Aktuell viel entscheidender ist der Fakt, dass andere Höchstgrenzen nicht angehoben wurden – wie die Berechtigung Kindergeld zu bekommen und in der Familienversicherung beziehungsweise studentischen Versicherung bleiben zu dürfen. Starke Finanzielle Einbußen ergeben sich dadurch mit Erreichen eines bestimmten Alters automatisch und nicht selten im dreistelligen Bereich. Das überfordert viele Studierende finanziell, deren Einkommensmöglichkeiten durch Lockdowns und andere wichtige Maßnahmen zur Eindämmung der Pandemie ohnehin beschnitten sind. 

Druck auf Studierende wächst – Politik muss ihre Nöte ernst nehmen!

All das führt dazu, dass der Leistungsdruck durch die pandemische Situation und deren Umstände erheblich gestiegen ist: Der Druck, doch irgendwie möglichst schnell das Studium zu absolvieren oder es gar abbrechen zu müssen, ist immens. Nicht selten führt er dazu, dass Studierende wieder bei ihren Eltern einziehen müssen, weil ein eigenes WG-Zimmer finanziell nicht zu stemmen ist.

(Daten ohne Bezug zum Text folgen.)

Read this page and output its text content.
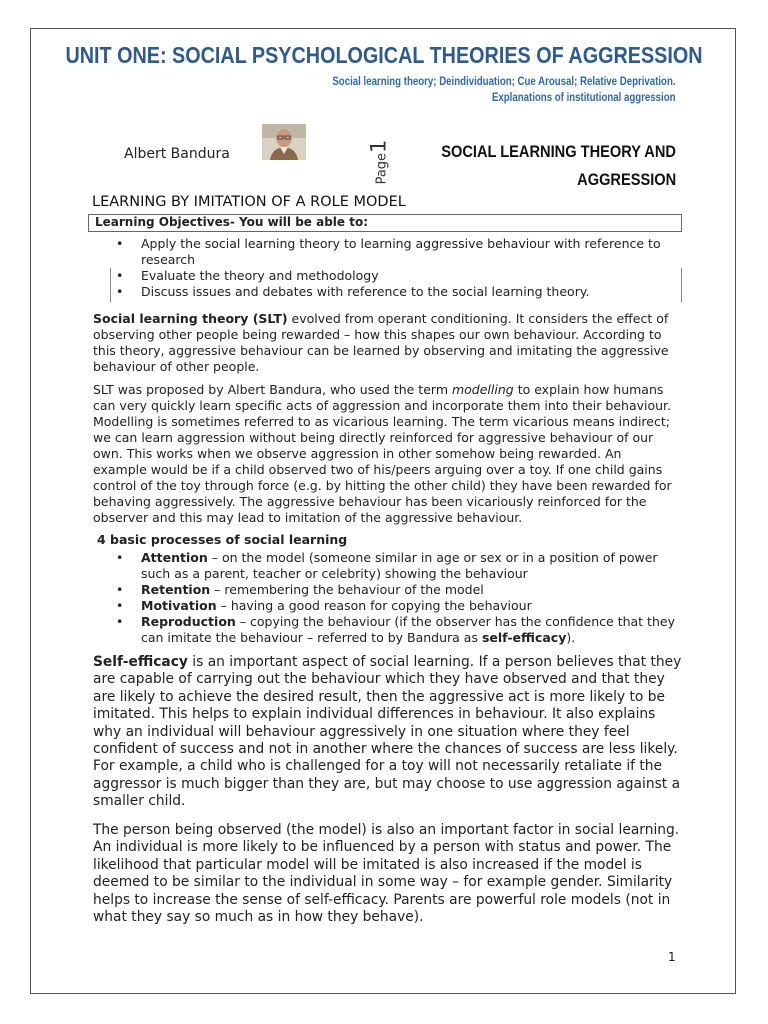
UNIT ONE: SOCIAL PSYCHOLOGICAL THEORIES OF AGGRESSION
Social learning theory; Deindividuation; Cue Arousal; Relative Deprivation.
Explanations of institutional aggression
Albert Bandura	Page1	SOCIAL LEARNING THEORY AND
AGGRESSION
LEARNING BY IMITATION OF A ROLE MODEL
Learning Objectives- You will be able to:
• Apply the social learning theory to learning aggressive behaviour with reference to research
• Evaluate the theory and methodology
• Discuss issues and debates with reference to the social learning theory.

Social learning theory (SLT) evolved from operant conditioning. It considers the effect of observing other people being rewarded – how this shapes our own behaviour. According to this theory, aggressive behaviour can be learned by observing and imitating the aggressive behaviour of other people.

SLT was proposed by Albert Bandura, who used the term modelling to explain how humans can very quickly learn specific acts of aggression and incorporate them into their behaviour. Modelling is sometimes referred to as vicarious learning. The term vicarious means indirect; we can learn aggression without being directly reinforced for aggressive behaviour of our own. This works when we observe aggression in other somehow being rewarded. An example would be if a child observed two of his/peers arguing over a toy. If one child gains control of the toy through force (e.g. by hitting the other child) they have been rewarded for behaving aggressively. The aggressive behaviour has been vicariously reinforced for the observer and this may lead to imitation of the aggressive behaviour.

4 basic processes of social learning
• Attention – on the model (someone similar in age or sex or in a position of power such as a parent, teacher or celebrity) showing the behaviour
• Retention – remembering the behaviour of the model
• Motivation – having a good reason for copying the behaviour
• Reproduction – copying the behaviour (if the observer has the confidence that they can imitate the behaviour – referred to by Bandura as self-efficacy).

Self-efficacy is an important aspect of social learning. If a person believes that they are capable of carrying out the behaviour which they have observed and that they are likely to achieve the desired result, then the aggressive act is more likely to be imitated. This helps to explain individual differences in behaviour. It also explains why an individual will behaviour aggressively in one situation where they feel confident of success and not in another where the chances of success are less likely. For example, a child who is challenged for a toy will not necessarily retaliate if the aggressor is much bigger than they are, but may choose to use aggression against a smaller child.

The person being observed (the model) is also an important factor in social learning. An individual is more likely to be influenced by a person with status and power. The likelihood that particular model will be imitated is also increased if the model is deemed to be similar to the individual in some way – for example gender. Similarity helps to increase the sense of self-efficacy. Parents are powerful role models (not in what they say so much as in how they behave).

1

Solcher Druck, solche Erfahrungen und Versagensängste machen krank – und sie treffen besonders Arbeiter*innenkinder und andere mit weniger finanzkräftigem Elternhaus. Das ist ein bildungspolitischer Skandal. Die Verlängerung der Regelstudienzeitverlängerung als Entlastung reicht eben nicht aus, um für Klarheit und Planungssicherheit zu sorgen. Studierende müssen ernst genommen werden, ihre Nöte müssen Gehör finden. Die politischen Akteur*innen auf Landes- wie Bundesebene sind dringend aufgefordert, zeitnah die Regelungen nachzuschärfen, damit ein erfolgreiches Studium nicht zum Lottogewinn wird.